Two UO mathematics professors, Jonathan Brundan and James Isenberg, have been named 2021 fellows of the American Mathematical Society.
Brundan was selected for his contributions to the Lie theory and representation theory, while Isenberg, a professor emeritus, was chosen for his work on mathematical general relativity and geometry flows. They join four other current UO math faculty members and five math professors emeritus as fellows of the national society.
The fellowships recognize excellence in a mathematician's research and the significant contributions researchers have made to the mathematics community as a whole.

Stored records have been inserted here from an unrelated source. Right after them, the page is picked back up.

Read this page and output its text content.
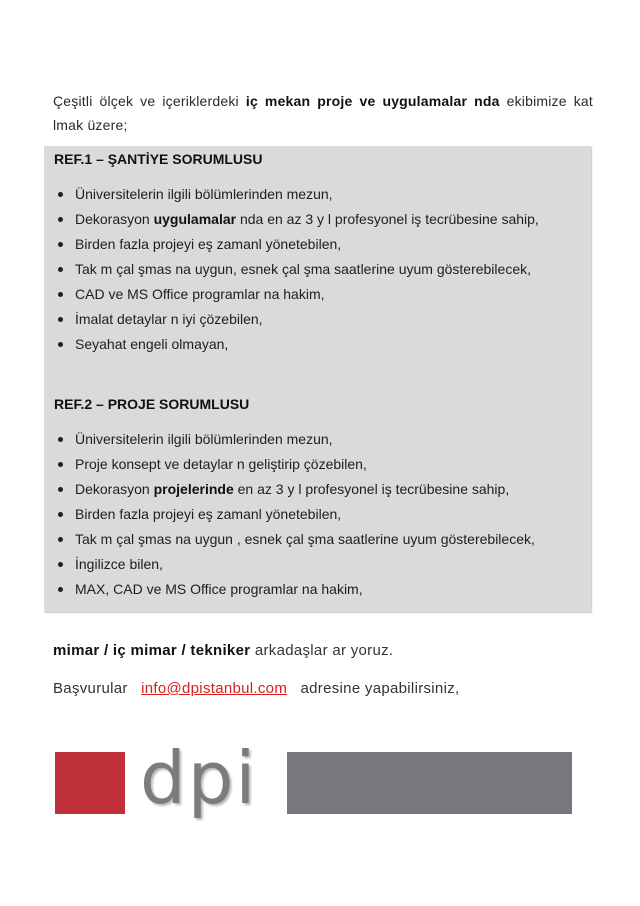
Çeşitli ölçek ve içeriklerdeki iç mekan proje ve uygulamalar nda ekibimize kat lmak üzere;
REF.1 – ŞANTİYE SORUMLUSU
Üniversitelerin ilgili bölümlerinden mezun,
Dekorasyon uygulamalar nda en az 3 y l profesyonel iş tecrübesine sahip,
Birden fazla projeyi eş zamanl yönetebilen,
Tak m çal şmas na uygun, esnek çal şma saatlerine uyum gösterebilecek,
CAD ve MS Office programlar na hakim,
İmalat detaylar n iyi çözebilen,
Seyahat engeli olmayan,
REF.2 – PROJE SORUMLUSU
Üniversitelerin ilgili bölümlerinden mezun,
Proje konsept ve detaylar n geliştirip çözebilen,
Dekorasyon projelerinde en az 3 y l profesyonel iş tecrübesine sahip,
Birden fazla projeyi eş zamanl yönetebilen,
Tak m çal şmas na uygun , esnek çal şma saatlerine uyum gösterebilecek,
İngilizce bilen,
MAX, CAD ve MS Office programlar na hakim,
mimar / iç mimar / tekniker arkadaşlar ar yoruz.
Başvurular   info@dpistanbul.com   adresine yapabilirsiniz,
dpi
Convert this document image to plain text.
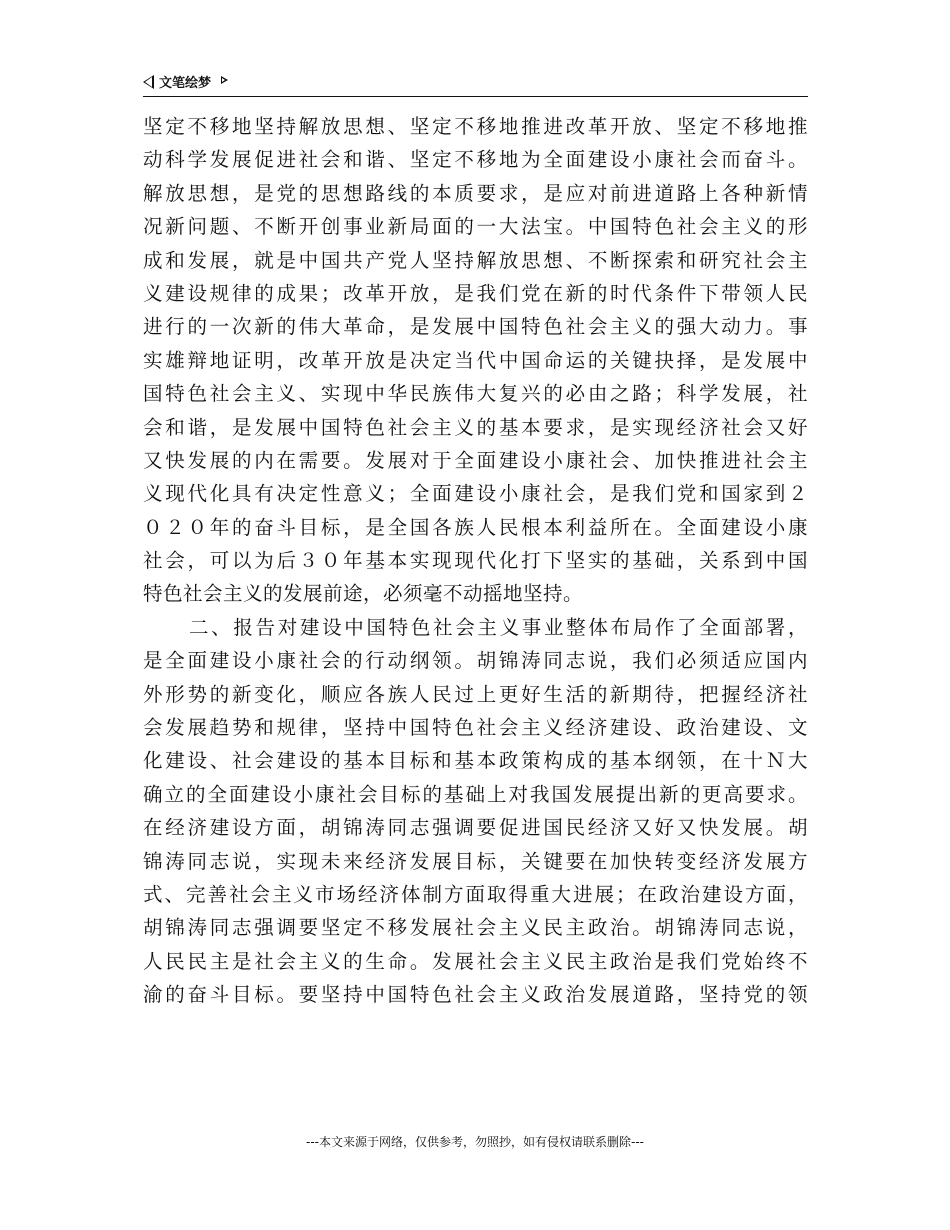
文笔绘梦
坚定不移地坚持解放思想、坚定不移地推进改革开放、坚定不移地推
动科学发展促进社会和谐、坚定不移地为全面建设小康社会而奋斗。
解放思想，是党的思想路线的本质要求，是应对前进道路上各种新情
况新问题、不断开创事业新局面的一大法宝。中国特色社会主义的形
成和发展，就是中国共产党人坚持解放思想、不断探索和研究社会主
义建设规律的成果；改革开放，是我们党在新的时代条件下带领人民
进行的一次新的伟大革命，是发展中国特色社会主义的强大动力。事
实雄辩地证明，改革开放是决定当代中国命运的关键抉择，是发展中
国特色社会主义、实现中华民族伟大复兴的必由之路；科学发展，社
会和谐，是发展中国特色社会主义的基本要求，是实现经济社会又好
又快发展的内在需要。发展对于全面建设小康社会、加快推进社会主
义现代化具有决定性意义；全面建设小康社会，是我们党和国家到２
０２０年的奋斗目标，是全国各族人民根本利益所在。全面建设小康
社会，可以为后３０年基本实现现代化打下坚实的基础，关系到中国
特色社会主义的发展前途，必须毫不动摇地坚持。
二、报告对建设中国特色社会主义事业整体布局作了全面部署，
是全面建设小康社会的行动纲领。胡锦涛同志说，我们必须适应国内
外形势的新变化，顺应各族人民过上更好生活的新期待，把握经济社
会发展趋势和规律，坚持中国特色社会主义经济建设、政治建设、文
化建设、社会建设的基本目标和基本政策构成的基本纲领，在十Ｎ大
确立的全面建设小康社会目标的基础上对我国发展提出新的更高要求。
在经济建设方面，胡锦涛同志强调要促进国民经济又好又快发展。胡
锦涛同志说，实现未来经济发展目标，关键要在加快转变经济发展方
式、完善社会主义市场经济体制方面取得重大进展；在政治建设方面，
胡锦涛同志强调要坚定不移发展社会主义民主政治。胡锦涛同志说，
人民民主是社会主义的生命。发展社会主义民主政治是我们党始终不
渝的奋斗目标。要坚持中国特色社会主义政治发展道路，坚持党的领
---本文来源于网络，仅供参考，勿照抄，如有侵权请联系删除---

“I’m very proud to have been named an AMS fellow this year,” Brundan said. “It is amazing to be recognized for the work I’ve done over the last 25 years in Oregon.”
Brundan said much of his early research was a joint effort with colleague Alexander Kleshchev, a 2016 math society fellow. Together they made progress on studying representations of general linear and symmetric groups using combinatorial structures known as crystals.
“Mathematics in the United States is both deep and broad, and the AMS represents a huge community across the country and beyond,” Brundan said. “It is very hard to stand out amongst so many strong researchers. Perhaps it is the combinatorial, diagrammatic nature of my research that has made it accessible and given it quite a wide appeal.”
The American Mathematical Society is the professional organization for research mathematics in the U.S. and is a premier professional organization for research mathematics in the world, said Hal Sadofsky, divisional dean of natural sciences for the College of Arts and Sciences.
“It’s remarkable to see our small department with its roughly 30 mathematics researchers, far from the centers of mathematics, have so many of its faculty singled out for this honor, for work ranging from fundamental study of symmetry to exploration of the edges of geometry and general relativity,” Sadofsky said.
The UO Department of Mathematics is now home to eleven fellows, including Kleshchev and Patricia Hersh, both 2016; Huaxin Lin, 2013; Peter Gilkey, 2013; and Professor Emeritus Marie A. Vitulli, 2020. Charles Curtis, William Kantor, Gary Seitz and Lewis Ward, all now professors emeritus in math, and Eugene Luks, now a professor emeritus in the Department of Computer and Information Science, were named fellows in 2013.